I can well believe she may need ongoing psychiatric care, she may need specific support for some decisions, or some areas of her life. But the golden rule (in the UK) when making any best interest decision, is that any proposed action MUST be the LEAST RESTRICTIVE option.
But this setup she is under seems to be the MOST restrictive.
It was never designed for this purpose, it was designed to allow protection for people with severe and permanent lack of capacity, for example an elderly person suffering with dementia, or someone with significant learning disability. Not for someone with a mental illness which may fluctuate and vary in severity.
She has the RIGHT to make poor choices. We all do. Making poor choices does NOT equal lack of mental capacity.

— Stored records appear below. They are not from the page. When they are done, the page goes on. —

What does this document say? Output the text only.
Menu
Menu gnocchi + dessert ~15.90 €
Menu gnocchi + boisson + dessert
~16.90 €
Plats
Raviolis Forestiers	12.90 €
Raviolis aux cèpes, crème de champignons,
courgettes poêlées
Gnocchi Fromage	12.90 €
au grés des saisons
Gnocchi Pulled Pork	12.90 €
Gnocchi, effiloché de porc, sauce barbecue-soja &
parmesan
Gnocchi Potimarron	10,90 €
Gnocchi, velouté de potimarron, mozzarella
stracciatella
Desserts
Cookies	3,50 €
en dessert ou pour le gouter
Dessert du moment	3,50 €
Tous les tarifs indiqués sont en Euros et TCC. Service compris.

And you can have capacity that fluctuates, depending on the time of day, month or decision to be made. And capacity decision are DECISION SPECIFIC, you can’t just blanket say someone ‘doesn’t have capacity’ - capacity for what?! Capacity to care for her children perhaps not, capacity to decide what to do with her day, who to see and what to eat, I can’t see any evidence that she doesn’t have capacity for that.
Like I said, I can well believe she requires some sort of support in some areas of her life, and the manager of that support may vary over the course of her life - but not this all encompassing permanent entrapment. It’s excessive and I can’t see ANY justification for it.